CCLs were expected to interact with the community members post-training and handle CC teams independently to survey selected settlements. From the viewpoint of CCLs, the training made them confident regarding their instructional ability. It raised their awareness of complex topics, enabling them to support their CCs with technical queries more confidently (Table 2: CCL 2c, CCL 3b, and CCL 5c).

More training-related observations

At the outset of the paper, we set up the premise that how community-based training undertaken in partnership grassroots-level organisations like CURE can inspire a two-way learning system. Even in the case of our research, we brought CURE on board as an implementation agency. However, CURE's connection with the community and its ability to understand WaSH-related aspects enabled its escalation as a full research partner, essential for planning and implementation of the research efforts. CURE helped to facilitate the Newcastle team to connect with the community stakeholders, enabling smooth integration of all the stakeholders involved. Uddin et al. (2014) showed that the lack of a CBO could toughen the process of community connection, which can hamper new research or interventions by international agencies.

CONCLUSIONS

Here, we show the positive value of local training in KAP surveys on WaSH practices and antibiotic resistance in informal communities in New Delhi. The local CCLs clearly were empowered by the training process and became more confident in their ability to gather technical and other data in F2F interviews. This had trickle-down benefit by increasing the capacity of the local CBO, CURE, to perform further surveys and interventions on this complex topic, potentially driving more local solutions to the global problem of antibiotic resistance. Additionally, the positive value of the training process also was felt among the NU team.

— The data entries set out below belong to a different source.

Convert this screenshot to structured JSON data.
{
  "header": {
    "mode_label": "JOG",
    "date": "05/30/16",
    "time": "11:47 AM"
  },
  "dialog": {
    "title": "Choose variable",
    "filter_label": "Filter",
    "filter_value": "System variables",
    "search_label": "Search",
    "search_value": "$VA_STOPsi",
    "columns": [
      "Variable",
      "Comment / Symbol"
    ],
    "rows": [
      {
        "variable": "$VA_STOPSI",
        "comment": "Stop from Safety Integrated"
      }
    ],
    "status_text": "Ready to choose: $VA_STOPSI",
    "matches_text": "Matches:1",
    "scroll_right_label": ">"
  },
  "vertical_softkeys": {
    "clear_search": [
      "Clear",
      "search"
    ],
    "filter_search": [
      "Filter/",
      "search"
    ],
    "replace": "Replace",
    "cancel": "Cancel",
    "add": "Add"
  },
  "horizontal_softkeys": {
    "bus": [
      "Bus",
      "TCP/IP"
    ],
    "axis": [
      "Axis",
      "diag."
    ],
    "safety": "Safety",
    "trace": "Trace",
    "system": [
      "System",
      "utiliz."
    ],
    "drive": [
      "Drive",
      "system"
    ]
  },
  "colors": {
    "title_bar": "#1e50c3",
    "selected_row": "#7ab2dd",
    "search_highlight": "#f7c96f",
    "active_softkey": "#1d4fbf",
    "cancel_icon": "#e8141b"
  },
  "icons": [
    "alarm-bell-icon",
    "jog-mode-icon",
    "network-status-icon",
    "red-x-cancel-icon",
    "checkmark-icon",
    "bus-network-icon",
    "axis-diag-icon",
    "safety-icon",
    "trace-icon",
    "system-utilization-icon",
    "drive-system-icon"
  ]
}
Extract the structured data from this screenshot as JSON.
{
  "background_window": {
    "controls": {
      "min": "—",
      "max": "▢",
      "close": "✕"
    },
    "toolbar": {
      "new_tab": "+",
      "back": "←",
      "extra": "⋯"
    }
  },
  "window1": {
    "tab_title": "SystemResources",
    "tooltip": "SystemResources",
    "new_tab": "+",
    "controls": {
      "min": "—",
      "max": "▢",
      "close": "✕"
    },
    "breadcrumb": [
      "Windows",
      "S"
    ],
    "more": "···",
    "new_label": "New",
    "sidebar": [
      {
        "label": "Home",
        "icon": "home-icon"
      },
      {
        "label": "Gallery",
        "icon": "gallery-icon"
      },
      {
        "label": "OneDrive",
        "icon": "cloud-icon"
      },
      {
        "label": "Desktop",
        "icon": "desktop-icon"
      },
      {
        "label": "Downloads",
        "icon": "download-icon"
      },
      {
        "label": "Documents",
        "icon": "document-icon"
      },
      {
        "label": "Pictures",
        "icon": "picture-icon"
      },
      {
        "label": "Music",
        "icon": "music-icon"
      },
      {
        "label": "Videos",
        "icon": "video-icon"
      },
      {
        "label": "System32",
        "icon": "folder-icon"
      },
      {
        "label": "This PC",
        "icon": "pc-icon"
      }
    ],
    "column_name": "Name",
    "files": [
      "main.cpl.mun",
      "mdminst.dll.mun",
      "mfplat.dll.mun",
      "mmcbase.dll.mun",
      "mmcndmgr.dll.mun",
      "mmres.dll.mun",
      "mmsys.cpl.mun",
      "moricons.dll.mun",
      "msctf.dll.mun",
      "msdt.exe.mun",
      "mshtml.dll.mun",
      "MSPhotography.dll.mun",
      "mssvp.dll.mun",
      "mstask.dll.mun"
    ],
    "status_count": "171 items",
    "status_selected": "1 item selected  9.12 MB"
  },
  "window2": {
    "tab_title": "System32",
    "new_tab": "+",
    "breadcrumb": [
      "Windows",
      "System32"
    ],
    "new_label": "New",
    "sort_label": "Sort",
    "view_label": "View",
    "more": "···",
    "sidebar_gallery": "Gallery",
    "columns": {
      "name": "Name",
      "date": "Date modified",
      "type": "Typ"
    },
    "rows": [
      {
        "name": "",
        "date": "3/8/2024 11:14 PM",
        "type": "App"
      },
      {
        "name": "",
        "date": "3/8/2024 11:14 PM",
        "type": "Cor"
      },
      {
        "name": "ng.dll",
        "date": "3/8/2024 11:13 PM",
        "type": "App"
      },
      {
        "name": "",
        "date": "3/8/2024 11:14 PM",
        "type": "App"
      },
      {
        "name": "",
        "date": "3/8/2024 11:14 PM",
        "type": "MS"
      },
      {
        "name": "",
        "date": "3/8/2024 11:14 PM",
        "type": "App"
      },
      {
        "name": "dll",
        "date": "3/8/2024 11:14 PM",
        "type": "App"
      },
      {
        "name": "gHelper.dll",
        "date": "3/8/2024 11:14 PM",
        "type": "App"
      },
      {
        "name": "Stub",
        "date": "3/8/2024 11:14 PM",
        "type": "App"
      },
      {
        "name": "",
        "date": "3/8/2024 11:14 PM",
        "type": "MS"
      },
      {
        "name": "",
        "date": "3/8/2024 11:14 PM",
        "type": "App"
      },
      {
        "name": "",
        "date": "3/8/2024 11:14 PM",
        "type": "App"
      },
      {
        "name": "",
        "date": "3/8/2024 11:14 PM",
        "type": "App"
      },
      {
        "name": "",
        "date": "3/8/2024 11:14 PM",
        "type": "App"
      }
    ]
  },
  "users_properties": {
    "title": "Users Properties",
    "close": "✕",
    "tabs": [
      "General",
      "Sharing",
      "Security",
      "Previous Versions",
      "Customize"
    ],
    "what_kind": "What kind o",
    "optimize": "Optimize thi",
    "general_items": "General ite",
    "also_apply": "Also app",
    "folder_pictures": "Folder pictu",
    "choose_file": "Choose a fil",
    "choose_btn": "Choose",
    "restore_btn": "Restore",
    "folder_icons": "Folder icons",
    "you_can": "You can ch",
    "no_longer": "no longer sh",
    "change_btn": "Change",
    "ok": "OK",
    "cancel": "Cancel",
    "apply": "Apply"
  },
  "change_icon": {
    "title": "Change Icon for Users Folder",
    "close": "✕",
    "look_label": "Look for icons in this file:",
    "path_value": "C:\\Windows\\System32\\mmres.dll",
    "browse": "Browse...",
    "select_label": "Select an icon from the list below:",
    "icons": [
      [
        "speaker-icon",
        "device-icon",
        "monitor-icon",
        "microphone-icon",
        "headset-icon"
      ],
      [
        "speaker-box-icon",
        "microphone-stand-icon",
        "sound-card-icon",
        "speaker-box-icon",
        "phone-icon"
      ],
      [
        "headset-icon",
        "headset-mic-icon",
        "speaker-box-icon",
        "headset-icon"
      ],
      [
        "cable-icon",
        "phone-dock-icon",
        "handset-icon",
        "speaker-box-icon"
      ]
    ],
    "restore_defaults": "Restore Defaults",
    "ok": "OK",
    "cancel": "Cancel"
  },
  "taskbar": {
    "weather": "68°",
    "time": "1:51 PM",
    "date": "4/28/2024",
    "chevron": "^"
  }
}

The initial KAP surveys for WaSH and antibiotic resistance developed by NU proved to be too technical and did not fully consider the social context of data gathering. Therefore, the partnership between NU and CURE provided an ideal blend of general knowledge and local expertise, creating more suitable WaSH and antibiotic resistance KAP surveys for future use. Our team's experience in New Delhi shows that training goes both ways, and we strongly encourage increased involvement and empowerment of CBOs, especially in the emerging and developing world to develop local solutions to global problems.

ACKNOWLEDGEMENTS

Work within this manuscript was funded by two UK EPSRC Impact Acceleration Awards (Nos EP/K503885/1 and EP/R511584/1), a Newcastle University Global Challenge Academy Rapid Response award (No. RR#52GRAHAM), and the Water Security and Sustainable Development Hub funded by UK GCRF (No. ES/S008179/1). We thank Prof. Pauline Dixon and Dr Steve Humble for useful comments during the development of the work. Additionally, we thank Zachary Hammersley for providing the graphic abstract for the manuscript.

DATA AVAILABILITY STATEMENT

All relevant data are included in the paper or its Supplementary Information.